Pada tahun 2004 dilakukan analisis mengenai dampak lingkungan (AMDAL).

Berjarak dua tahun pada 2006, satuan kerja sementara irigasi dan rawa andalan Kalsel melakukan detail desain bendungan Tapin tahap II.

Sejak Tahun 2007, proyek negara itu dipegang oleh Balai Wilayah Sungai (BWS) Kalimantan II, di tahun itu mereka melakukan sertifikasi bendungan Tapin dan model test bendungan atau pelimpahan bendungan. Menuju ke Tahun 2008 dilakukan review desain bendungan.

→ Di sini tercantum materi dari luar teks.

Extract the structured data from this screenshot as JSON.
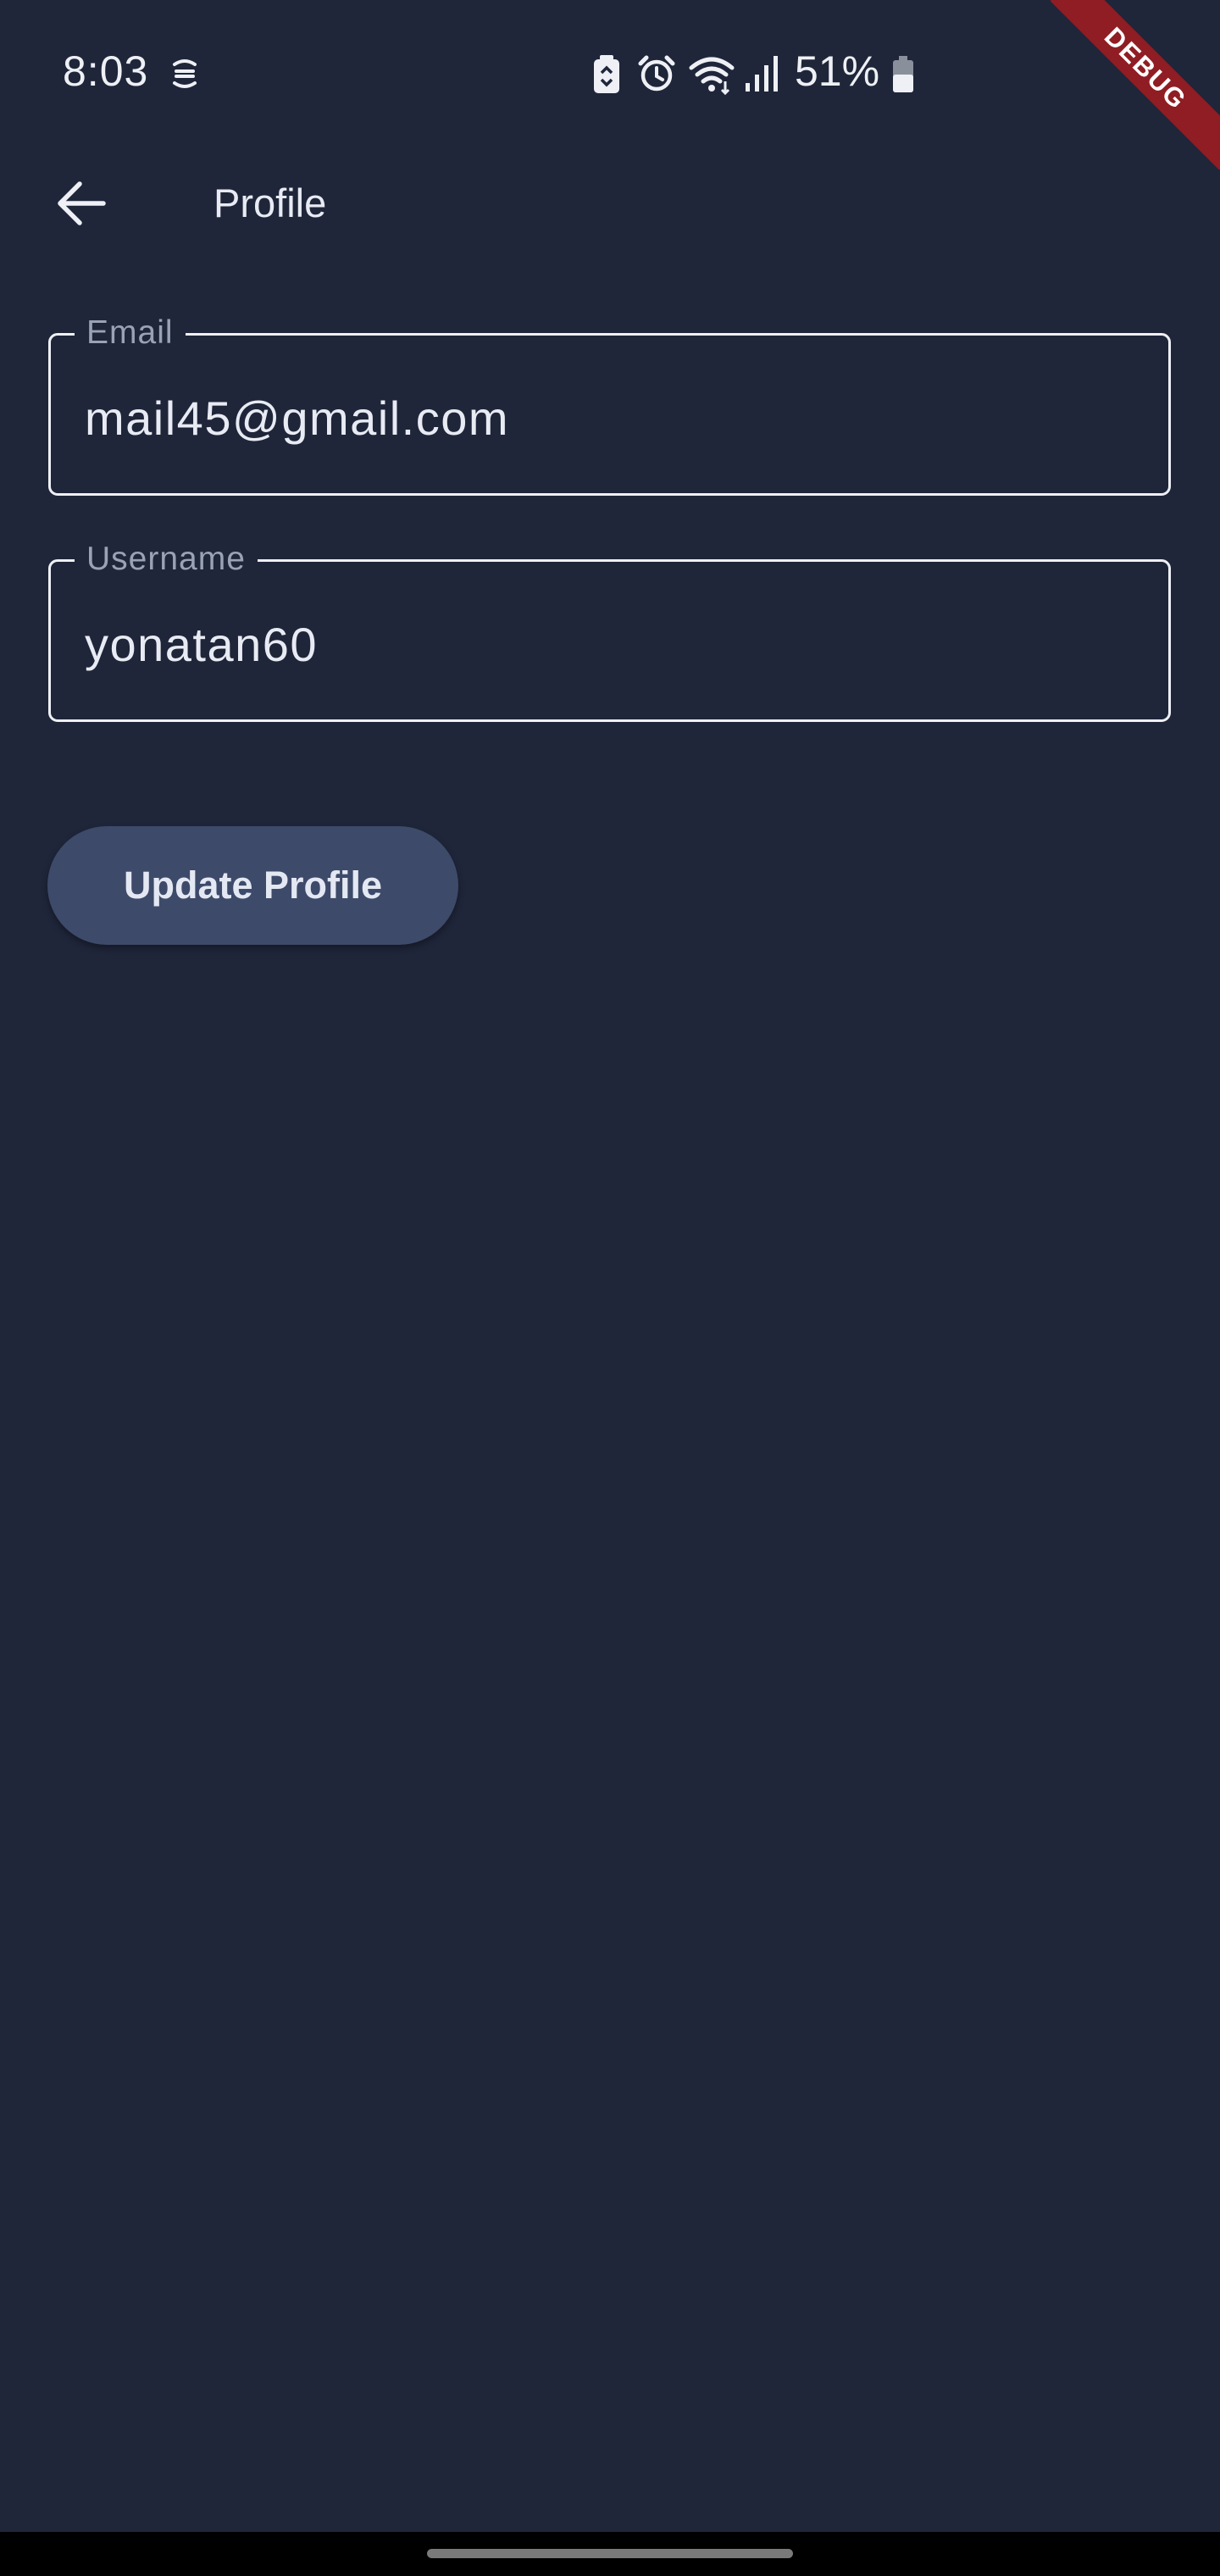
{
  "status_bar": {
    "time": "8:03",
    "battery_percent": "51%",
    "icons": [
      "sync-icon",
      "battery-saver-icon",
      "alarm-icon",
      "wifi-icon",
      "signal-icon",
      "battery-icon"
    ]
  },
  "debug_banner": {
    "label": "DEBUG",
    "color": "#8f1d23"
  },
  "app_bar": {
    "title": "Profile",
    "back_icon": "arrow-back-icon"
  },
  "form": {
    "email": {
      "label": "Email",
      "value": "mail45@gmail.com"
    },
    "username": {
      "label": "Username",
      "value": "yonatan60"
    }
  },
  "actions": {
    "update_label": "Update Profile"
  },
  "theme": {
    "background": "#1f263a",
    "button": "#3e4a69",
    "text": "#e8ebf3"
  }
}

Lebih lanjut, pada Tahun 2010 BWS Kalimantan II melakukan analisis AMDAL dan penyusunan land acquisition resettiment action plan (LARAP) tahap I.

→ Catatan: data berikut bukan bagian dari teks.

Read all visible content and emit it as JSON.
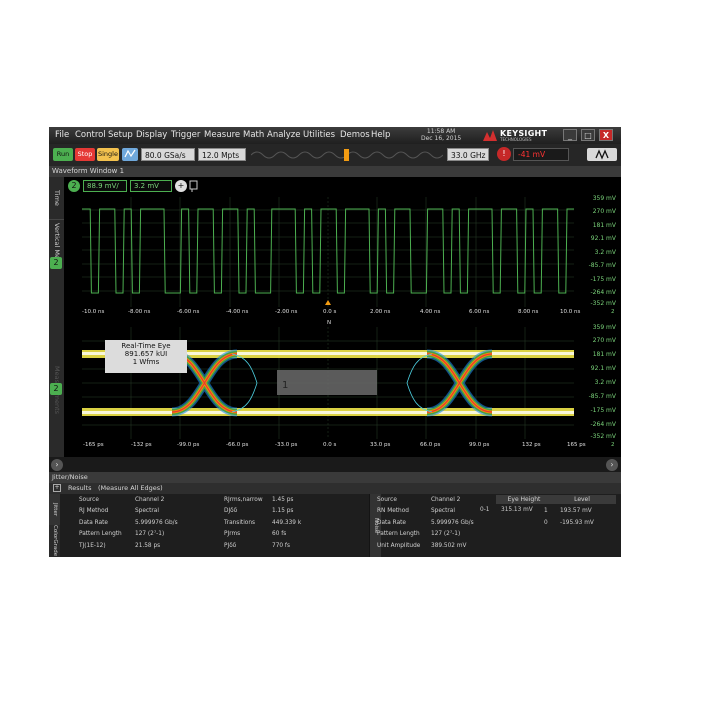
{
  "menu": [
    "File",
    "Control",
    "Setup",
    "Display",
    "Trigger",
    "Measure",
    "Math",
    "Analyze",
    "Utilities",
    "Demos",
    "Help"
  ],
  "clock": {
    "time": "11:58 AM",
    "date": "Dec 16, 2015"
  },
  "brand": {
    "name": "KEYSIGHT",
    "sub": "TECHNOLOGIES"
  },
  "window_buttons": [
    "_",
    "□",
    "X"
  ],
  "toolbar": {
    "run": "Run",
    "stop": "Stop",
    "single": "Single",
    "sample_rate": "80.0 GSa/s",
    "memory": "12.0 Mpts",
    "bandwidth": "33.0 GHz",
    "trigger_level": "-41 mV"
  },
  "window_title": "Waveform Window 1",
  "side_tabs": {
    "time_meas": "Time Meas",
    "vertical_meas": "Vertical Meas",
    "measurements": "Measurements"
  },
  "channel": {
    "scale": "88.9 mV/",
    "offset": "3.2 mV",
    "marker": "2"
  },
  "top_plot": {
    "voltage_labels": [
      "359 mV",
      "270 mV",
      "181 mV",
      "92.1 mV",
      "3.2 mV",
      "-85.7 mV",
      "-175 mV",
      "-264 mV",
      "-352 mV"
    ],
    "time_labels": [
      "-10.0 ns",
      "-8.00 ns",
      "-6.00 ns",
      "-4.00 ns",
      "-2.00 ns",
      "0.0 s",
      "2.00 ns",
      "4.00 ns",
      "6.00 ns",
      "8.00 ns",
      "10.0 ns"
    ],
    "axis_end": "2"
  },
  "eye_plot": {
    "voltage_labels": [
      "359 mV",
      "270 mV",
      "181 mV",
      "92.1 mV",
      "3.2 mV",
      "-85.7 mV",
      "-175 mV",
      "-264 mV",
      "-352 mV"
    ],
    "time_labels": [
      "-165 ps",
      "-132 ps",
      "-99.0 ps",
      "-66.0 ps",
      "-33.0 ps",
      "0.0 s",
      "33.0 ps",
      "66.0 ps",
      "99.0 ps",
      "132 ps",
      "165 ps"
    ],
    "axis_end": "2",
    "center_marker": "N",
    "mask_label": "1",
    "info": {
      "title": "Real-Time Eye",
      "kui": "891.657 kUI",
      "wfms": "1 Wfms"
    }
  },
  "jitter_bar": "Jitter/Noise",
  "results_bar": {
    "title": "Results",
    "subtitle": "(Measure All Edges)"
  },
  "jitter_side": "Jitter",
  "color_grade_side": "ColorGrade",
  "noise_side": "Noise",
  "jitter_table_left": [
    [
      "Source",
      "Channel 2"
    ],
    [
      "RJ Method",
      "Spectral"
    ],
    [
      "Data Rate",
      "5.999976 Gb/s"
    ],
    [
      "Pattern Length",
      "127 (2⁷-1)"
    ],
    [
      "TJ(1E-12)",
      "21.58 ps"
    ]
  ],
  "jitter_table_right": [
    [
      "RJrms,narrow",
      "1.45 ps"
    ],
    [
      "DJδδ",
      "1.15 ps"
    ],
    [
      "Transitions",
      "449.339 k"
    ],
    [
      "PJrms",
      "60 fs"
    ],
    [
      "PJδδ",
      "770 fs"
    ]
  ],
  "noise_table": [
    [
      "Source",
      "Channel 2"
    ],
    [
      "RN Method",
      "Spectral"
    ],
    [
      "Data Rate",
      "5.999976 Gb/s"
    ],
    [
      "Pattern Length",
      "127 (2⁷-1)"
    ],
    [
      "Unit Amplitude",
      "389.502 mV"
    ]
  ],
  "eye_height": {
    "header": "Eye Height",
    "row": "0-1",
    "value": "315.13 mV"
  },
  "level": {
    "header": "Level",
    "rows": [
      [
        "1",
        "193.57 mV"
      ],
      [
        "0",
        "-195.93 mV"
      ]
    ]
  },
  "colors": {
    "waveform": "#4caf50",
    "grid": "#2e4d2e",
    "background": "#000000"
  }
}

Di Tahun 2012 dilakukan penyusunan LARAP tahap II dan revieu sertifikasi bendungan Tapin tahap I. Masuk ke 2013 dilakukan reviu sertifikasi tahap II dan Tahun 2014 dilakukan investigasi geologi tambahan bendungan.

Tibalah proses pembangunan di Tahun 2015 oleh BWS Kalimantan II melaui kontraktor PT. Brantas Abibraya dan PT. Waskita Karya. Tanggal kontak dimulai pada 13 Oktober 2015-31 Desember 2020 dengan nilai Rp. 986.503.498.000.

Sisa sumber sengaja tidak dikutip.